The image is scanned pixel by pixel e.g top left to bottom right and processed sequentially. So there is a time delay between the top and bottom of the image, which I had thought would have been negligble on your previous (excellent) photos.
Perhaps you could experiment with the camera turned through 90 degrees, or even upside down to see whether the effect in the first picture can be reproduced, or reversed with the top limb in advance.
If the weather holds then I will try this tomorrow night :)
 


Flying Whale

New member
20 odd years ago I worked on early generations of CCD cameras on my university placement at EEV, but I doubt the principles have changed much.
The image is scanned pixel by pixel e.g top left to bottom right and processed sequentially.
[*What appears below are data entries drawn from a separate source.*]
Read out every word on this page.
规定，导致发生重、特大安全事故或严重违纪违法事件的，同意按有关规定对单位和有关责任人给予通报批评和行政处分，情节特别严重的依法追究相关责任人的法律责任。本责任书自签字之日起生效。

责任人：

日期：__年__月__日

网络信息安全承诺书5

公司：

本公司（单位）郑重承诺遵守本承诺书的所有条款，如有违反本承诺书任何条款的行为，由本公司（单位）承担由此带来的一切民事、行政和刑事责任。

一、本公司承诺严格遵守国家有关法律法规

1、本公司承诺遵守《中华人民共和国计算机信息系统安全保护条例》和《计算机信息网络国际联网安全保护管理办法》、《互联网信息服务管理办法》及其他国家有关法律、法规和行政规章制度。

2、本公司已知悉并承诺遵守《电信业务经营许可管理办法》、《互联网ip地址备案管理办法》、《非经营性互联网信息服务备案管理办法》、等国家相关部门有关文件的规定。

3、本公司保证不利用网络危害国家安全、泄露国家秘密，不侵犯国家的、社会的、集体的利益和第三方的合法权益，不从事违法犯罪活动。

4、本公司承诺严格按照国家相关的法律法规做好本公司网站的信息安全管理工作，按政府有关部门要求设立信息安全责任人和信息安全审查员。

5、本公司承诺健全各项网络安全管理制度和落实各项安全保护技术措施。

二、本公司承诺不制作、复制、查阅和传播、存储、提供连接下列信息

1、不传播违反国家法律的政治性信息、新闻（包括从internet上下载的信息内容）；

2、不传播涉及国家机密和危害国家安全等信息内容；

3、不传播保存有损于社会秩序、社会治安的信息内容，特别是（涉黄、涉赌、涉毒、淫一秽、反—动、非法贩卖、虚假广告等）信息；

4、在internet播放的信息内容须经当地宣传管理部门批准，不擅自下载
So there is a time delay between the top and bottom of the image, which I had thought would have been negligble on your previous (excellent) photos.
Perhaps you could experiment with the camera turned through 90 degrees, or even upside down to see whether the effect in the first picture can be reproduced, or reversed with the top limb in advance.
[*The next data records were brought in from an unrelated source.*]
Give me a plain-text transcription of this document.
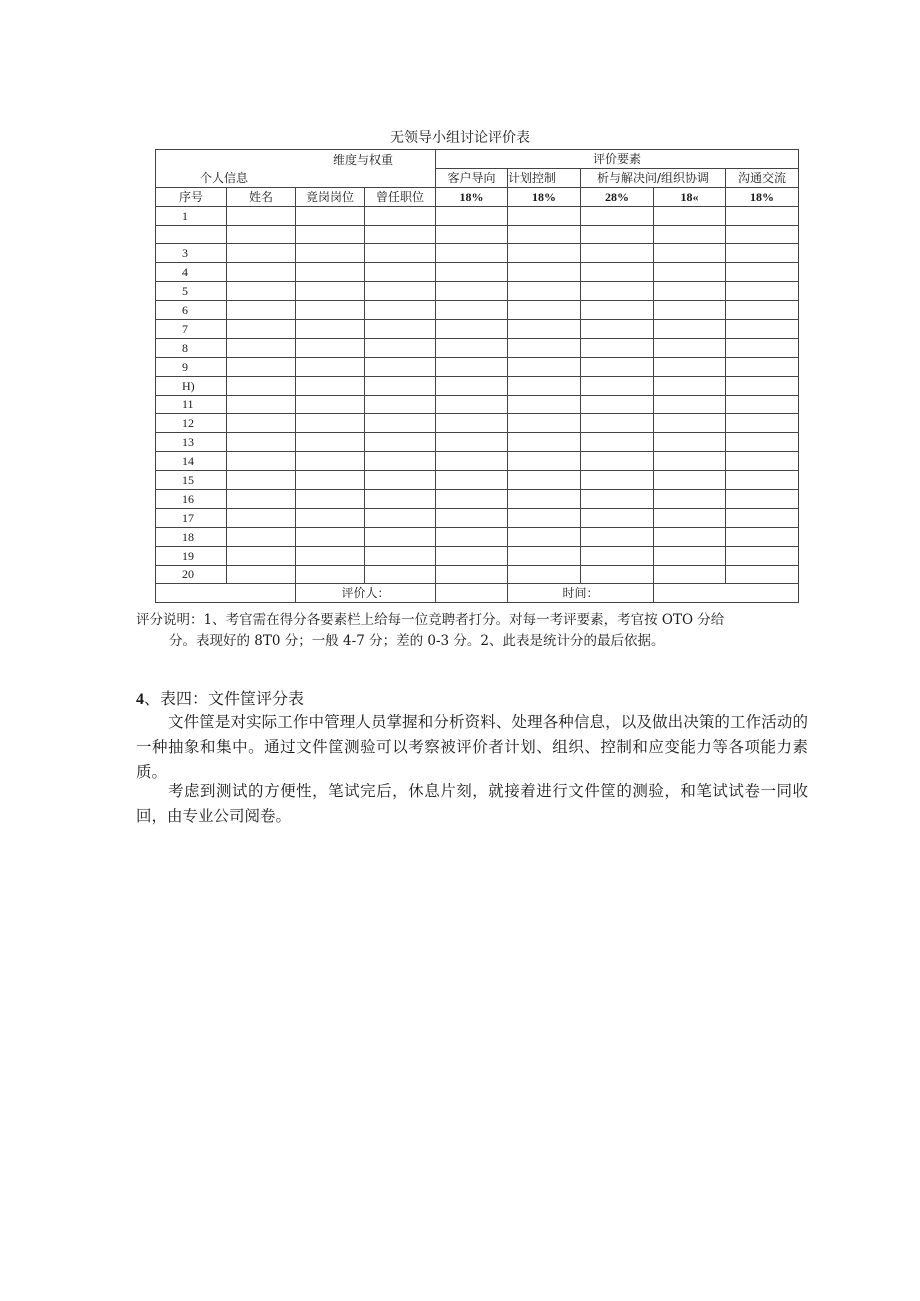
无领导小组讨论评价表
维度与权重
个人信息				评价要素				
				客户导向	计划控制	析与解决问/组织协调		沟通交流
序号	姓名	竟岗岗位	曾任职位	18%	18%	28%	18«	18%
1								

3								
4								
5								
6								
7								
8								
9								
H)								
11								
12								
13								
14								
15								
16								
17								
18								
19								
20								
		评价人：			时间：			
评分说明：1、考官需在得分各要素栏上给每一位竞聘者打分。对每一考评要素，考官按 OTO 分给
分。表现好的 8T0 分；一般 4-7 分；差的 0-3 分。2、此表是统计分的最后依据。
4、表四：文件筐评分表
文件筐是对实际工作中管理人员掌握和分析资料、处理各种信息，以及做出决策的工作活动的一种抽象和集中。通过文件筐测验可以考察被评价者计划、组织、控制和应变能力等各项能力素质。
考虑到测试的方便性，笔试完后，休息片刻，就接着进行文件筐的测验，和笔试试卷一同收回，由专业公司阅卷。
Sounds like a very simple experiment to try. I would go with upside down if possible.
 


Tony_zelah

New member
Ok guess work here. But could it be caused by the fact that arrows are not nocked in the exact center of the string. Mean the upper half is a fraction of a second slower to move because of the extra weight (arrow nocking point peep sight) it has to propel
 


Hidden Hippo

New member
My guess would be that it is caused by the fact that the peep sight adds weight to the string (not much, but it could be significant), as well as the nocking point not being completely central.
 


Sea of vapours

New member
Assuming it's not down to the CCD scanning suggested above...
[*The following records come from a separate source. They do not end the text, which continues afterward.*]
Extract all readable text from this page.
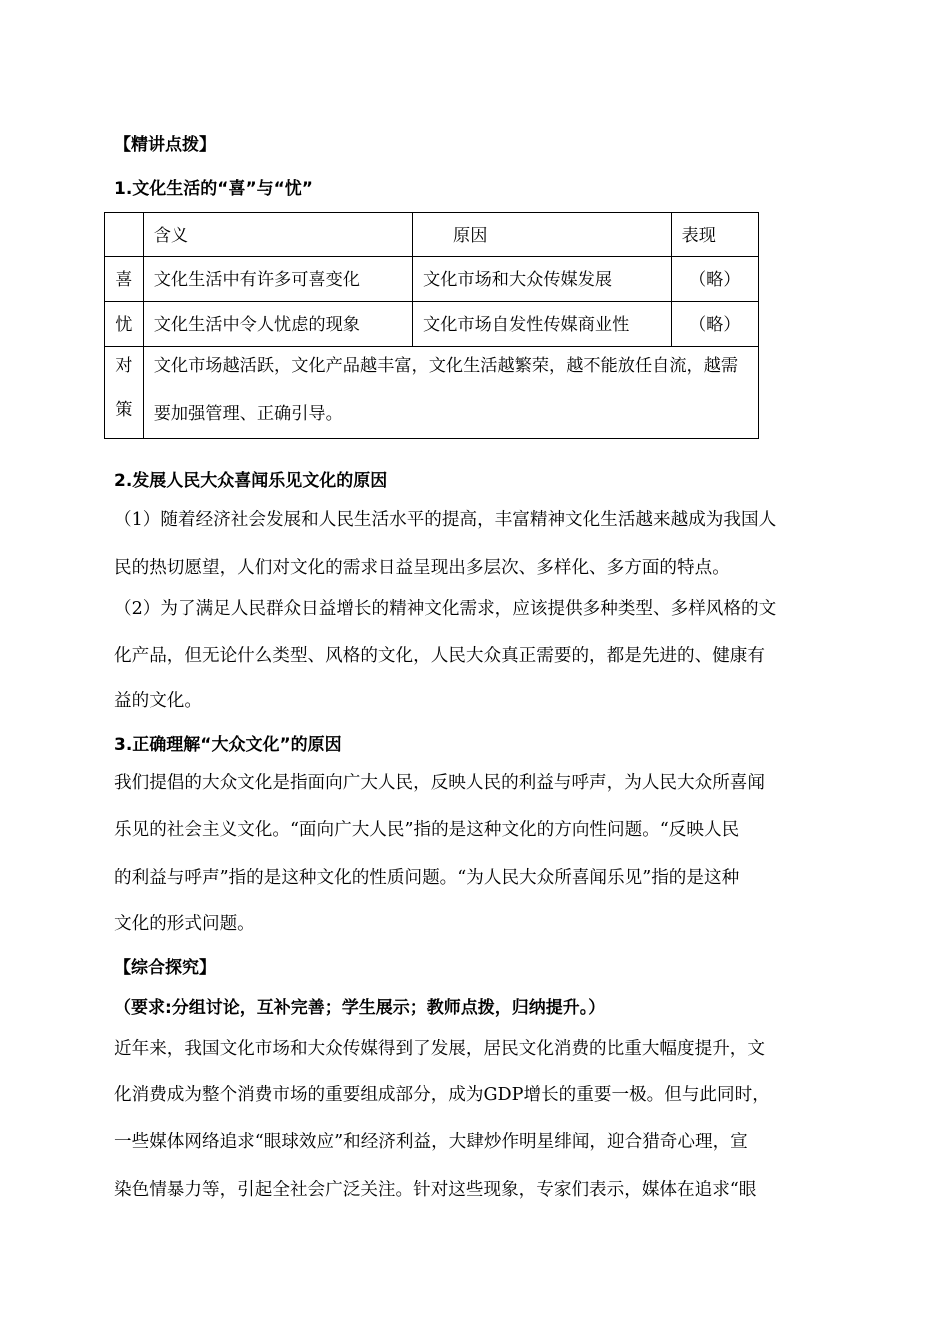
【精讲点拨】
1.文化生活的“喜”与“忧”

	含义	原因	表现

喜	文化生活中有许多可喜变化	文化市场和大众传媒发展	（略）

忧	文化生活中令人忧虑的现象	文化市场自发性传媒商业性	（略）

对
策	文化市场越活跃，文化产品越丰富，文化生活越繁荣，越不能放任自流，越需要加强管理、正确引导。		
2.发展人民大众喜闻乐见文化的原因
（1）随着经济社会发展和人民生活水平的提高，丰富精神文化生活越来越成为我国人
民的热切愿望，人们对文化的需求日益呈现出多层次、多样化、多方面的特点。
（2）为了满足人民群众日益增长的精神文化需求，应该提供多种类型、多样风格的文
化产品，但无论什么类型、风格的文化，人民大众真正需要的，都是先进的、健康有
益的文化。
3.正确理解“大众文化”的原因
我们提倡的大众文化是指面向广大人民，反映人民的利益与呼声，为人民大众所喜闻
乐见的社会主义文化。“面向广大人民”指的是这种文化的方向性问题。“反映人民
的利益与呼声”指的是这种文化的性质问题。“为人民大众所喜闻乐见”指的是这种
文化的形式问题。
【综合探究】
（要求:分组讨论，互补完善；学生展示；教师点拨，归纳提升。）
近年来，我国文化市场和大众传媒得到了发展，居民文化消费的比重大幅度提升，文
化消费成为整个消费市场的重要组成部分，成为GDP增长的重要一极。但与此同时，
一些媒体网络追求“眼球效应”和经济利益，大肆炒作明星绯闻，迎合猎奇心理，宣
染色情暴力等，引起全社会广泛关注。针对这些现象，专家们表示，媒体在追求“眼
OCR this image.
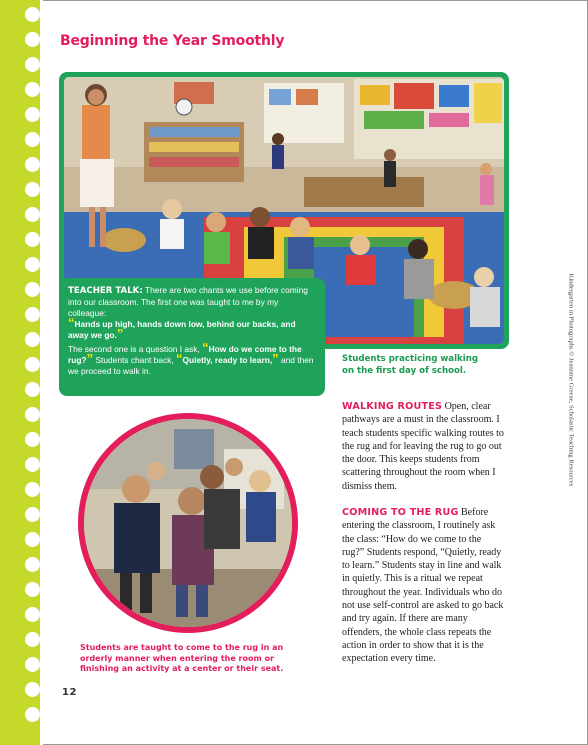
Beginning the Year Smoothly

TEACHER TALK: There are two chants we use before coming into our classroom. The first one was taught to me by my colleague:

“Hands up high, hands down low, behind our backs, and away we go.”

The second one is a question I ask, “How do we come to the rug?” Students chant back, “Quietly, ready to learn,” and then we proceed to walk in.

Students practicing walking on the first day of school.

Students are taught to come to the rug in an orderly manner when entering the room or finishing an activity at a center or their seat.

12

WALKING ROUTES Open, clear pathways are a must in the classroom. I teach students specific walking routes to the rug and for leaving the rug to go out the door. This keeps students from scattering throughout the room when I dismiss them.

COMING TO THE RUG Before entering the classroom, I routinely ask the class: “How do we come to the rug?” Students respond, “Quietly, ready to learn.” Students stay in line and walk in quietly. This is a ritual we repeat throughout the year. Individuals who do not use self-control are asked to go back and try again. If there are many offenders, the whole class repeats the action in order to show that it is the expectation every time.

Kindergarten in Photographs © Jeannine Greene, Scholastic Teaching Resources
Could this not be down to the effect of the tiller setting? i.e. if the tiller were set perfectly, perhaps the imbalance in the string movement would be removed? If that /were/ the case it would be a [rather complex] way of checking tiller setting.
 


JohnR

The American
Supporter
American Shoot
20 odd years ago I worked on early generations of CCD cameras on my university placement at EEV, but I doubt the principles have changed much.
The image is scanned pixel by pixel e.g top left to bottom right and processed sequentially. So there is a time delay between the top and bottom of the image, which I had thought would have been negligble on your previous (excellent) photos.
Perhaps you could experiment with the camera turned through 90 degrees, or even upside down to see whether the effect in the first picture can be reproduced, or reversed with the top limb in advance.
I agree. It's exactly the picture you'd expect to get using a slot shutter (my photography goes further back than 'early CCD'!). Before you get too excited about explaining the mechanics, first eliminate the camera effects by using it upside down.

John
 


renniks

New member
Looking again at the positions of the rear edges of the fletchings, I'm certain it's an image capture effect.
I'm now intrigued as to what other images you can come up with using the casio - an arrow seemingly compressed to 6" after release? the path of the nock clearly traced on a single image?
Have fun.
 


BorderBows

New member
Not being compound guys!

We can see that tiller working in the recurve. And the same should happening in the compounds.
Question....
When you buy cams, are they specifically top and bottom... If so, i presume that the bottom is a fraction bigger, so make up for the limbs being the same weight... It pulls in more string quicker, making up for the same weight in the limb?